7:30PM came and went and the seats began filling up.  The tickets and signs all said 7:30PM but it was 8:00PM when Robert Earl was finally introduced and welcomed to the stage where he was presented with a coonskin cap like Davey Crocket, hero of the Alamo and namesake of the town, wore.  Crocket is the fourth oldest town in Texas.  Nacogdoches happens to be the oldest.  Sam Houston lived in Nacogdoches for four years prior to the Texas Revolution.  A stone house that he built as a trading post is known as Old Stone Fort and located on the campus of Stephen F. Austin State University in Nacogdoches.  The El Camino Real (now Highway 21) ran East-West through Nacogdoches.  Nacogdoches was the destination and marshaling center for many of the volunteers who came to Texas to fight in the Texas Revolution.  Enough history for now.  Back to Robert Earl.

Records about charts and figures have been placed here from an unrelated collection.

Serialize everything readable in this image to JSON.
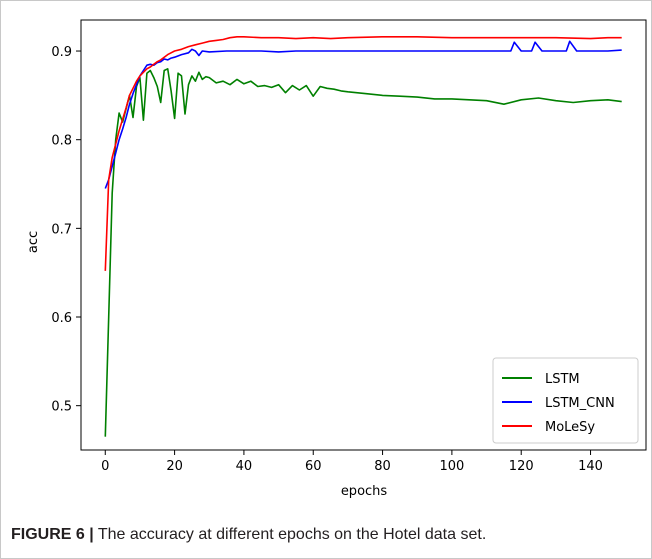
{
  "caption": {
    "label": "FIGURE 6 |",
    "text": " The accuracy at different epochs on the Hotel data set."
  },
  "chart_data": {
    "type": "line",
    "xlabel": "epochs",
    "ylabel": "acc",
    "xlim": [
      -7,
      156
    ],
    "ylim": [
      0.45,
      0.935
    ],
    "xticks": [
      0,
      20,
      40,
      60,
      80,
      100,
      120,
      140
    ],
    "yticks": [
      0.5,
      0.6,
      0.7,
      0.8,
      0.9
    ],
    "grid": false,
    "legend_position": "lower-right",
    "series": [
      {
        "name": "LSTM",
        "color": "#008000",
        "x": [
          0,
          1,
          2,
          3,
          4,
          5,
          6,
          7,
          8,
          9,
          10,
          11,
          12,
          13,
          14,
          15,
          16,
          17,
          18,
          19,
          20,
          21,
          22,
          23,
          24,
          25,
          26,
          27,
          28,
          29,
          30,
          32,
          34,
          36,
          38,
          40,
          42,
          44,
          46,
          48,
          50,
          52,
          54,
          56,
          58,
          60,
          62,
          64,
          66,
          68,
          70,
          75,
          80,
          85,
          90,
          95,
          100,
          105,
          110,
          115,
          120,
          125,
          130,
          135,
          140,
          145,
          149
        ],
        "y": [
          0.465,
          0.6,
          0.74,
          0.8,
          0.83,
          0.82,
          0.835,
          0.85,
          0.825,
          0.86,
          0.87,
          0.822,
          0.875,
          0.878,
          0.87,
          0.86,
          0.842,
          0.878,
          0.88,
          0.855,
          0.824,
          0.875,
          0.872,
          0.829,
          0.862,
          0.872,
          0.866,
          0.876,
          0.868,
          0.871,
          0.87,
          0.864,
          0.866,
          0.862,
          0.868,
          0.863,
          0.866,
          0.86,
          0.861,
          0.859,
          0.862,
          0.853,
          0.861,
          0.856,
          0.861,
          0.849,
          0.86,
          0.858,
          0.857,
          0.855,
          0.854,
          0.852,
          0.85,
          0.849,
          0.848,
          0.846,
          0.846,
          0.845,
          0.844,
          0.84,
          0.845,
          0.847,
          0.844,
          0.842,
          0.844,
          0.845,
          0.843
        ]
      },
      {
        "name": "LSTM_CNN",
        "color": "#0000ff",
        "x": [
          0,
          1,
          2,
          3,
          4,
          5,
          6,
          7,
          8,
          9,
          10,
          11,
          12,
          13,
          14,
          15,
          16,
          17,
          18,
          19,
          20,
          22,
          24,
          25,
          26,
          27,
          28,
          30,
          35,
          40,
          45,
          50,
          55,
          60,
          65,
          70,
          80,
          90,
          100,
          110,
          115,
          117,
          118,
          120,
          123,
          124,
          126,
          130,
          133,
          134,
          136,
          140,
          145,
          149
        ],
        "y": [
          0.745,
          0.755,
          0.77,
          0.785,
          0.8,
          0.812,
          0.825,
          0.84,
          0.852,
          0.862,
          0.872,
          0.878,
          0.884,
          0.885,
          0.884,
          0.887,
          0.888,
          0.891,
          0.89,
          0.892,
          0.893,
          0.896,
          0.898,
          0.902,
          0.9,
          0.895,
          0.9,
          0.899,
          0.9,
          0.9,
          0.9,
          0.899,
          0.9,
          0.9,
          0.9,
          0.9,
          0.9,
          0.9,
          0.9,
          0.9,
          0.9,
          0.9,
          0.91,
          0.9,
          0.9,
          0.91,
          0.9,
          0.9,
          0.9,
          0.911,
          0.9,
          0.9,
          0.9,
          0.901
        ]
      },
      {
        "name": "MoLeSy",
        "color": "#ff0000",
        "x": [
          0,
          1,
          2,
          3,
          4,
          5,
          6,
          7,
          8,
          9,
          10,
          11,
          12,
          13,
          14,
          15,
          16,
          17,
          18,
          19,
          20,
          22,
          24,
          26,
          28,
          30,
          32,
          34,
          36,
          38,
          40,
          45,
          50,
          55,
          60,
          65,
          70,
          80,
          90,
          100,
          110,
          120,
          130,
          140,
          145,
          149
        ],
        "y": [
          0.652,
          0.755,
          0.78,
          0.795,
          0.81,
          0.823,
          0.836,
          0.85,
          0.858,
          0.866,
          0.872,
          0.876,
          0.88,
          0.882,
          0.885,
          0.888,
          0.89,
          0.893,
          0.896,
          0.898,
          0.9,
          0.902,
          0.905,
          0.907,
          0.909,
          0.911,
          0.912,
          0.913,
          0.915,
          0.916,
          0.916,
          0.915,
          0.915,
          0.914,
          0.915,
          0.914,
          0.915,
          0.916,
          0.916,
          0.915,
          0.915,
          0.915,
          0.915,
          0.914,
          0.915,
          0.915
        ]
      }
    ]
  }
}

Robert Earl has been entertaining for about 30 years and has always been, and still is, extremely popular on college campuses in Texas.  Especially his alma mater, Texas A & M.  A large part of the crowd tonight was composed of young people who probably were still in diapers, if they had been born, when Robert Earl's career started, yet they knew the words to almost every song and sang along much of the time.  It was a loud crowd.  A middle-aged woman sat on my left and yelled so loud that my left ear is still ringing.  She stomped and clapped and yelled through the entire performance.  A group of about eight young men were a few rows behind us and they knew exactly when to shout out the refrain or sing the chorus.  When they weren’t singing along they were hootin’ and hollerin’.  Robert Earl really seemed to be enjoying himself and having fun also.

One of the songs was “Merry Christmas from the Family.”  No matter that Christmas is still four months away.  It has always been one of his most popular songs and is really funny in a weird kind of way.  The first line is, “Mom got drunk and Dad got drunk at our Christmas party.”  In an interview about a year ago he was asked about this song and he said that his mom didn’t like it very much, even though his mom and dad were both alcoholics.  I’m not sure if he was serious or joking.

He and his band played for about an hour and twenty minutes without a break.  There last song (before the encore) was “The Road Goes on Forever.”  I knew it would be last so before it started I left my seat and headed towards the front.  I got down on my knees between the stage and the front row and took some close-ups as he sang “The Road Goes on Forever” and the encore, Billy Joe Shaver’s “Live Forever,” which they did acoustically (no amps or microphones).  It was a really great show.  I wish it had been longer as there were more of his songs that I would love to have heard him sing.


On the drive back to Nacogdoches it was pitch black dark, no moon in the sky, and I missed a turn and we ended up in Lufkin, about 20 miles south of Nacogdoches.  We may have taken the scenic route but we couldn’t tell in the dark.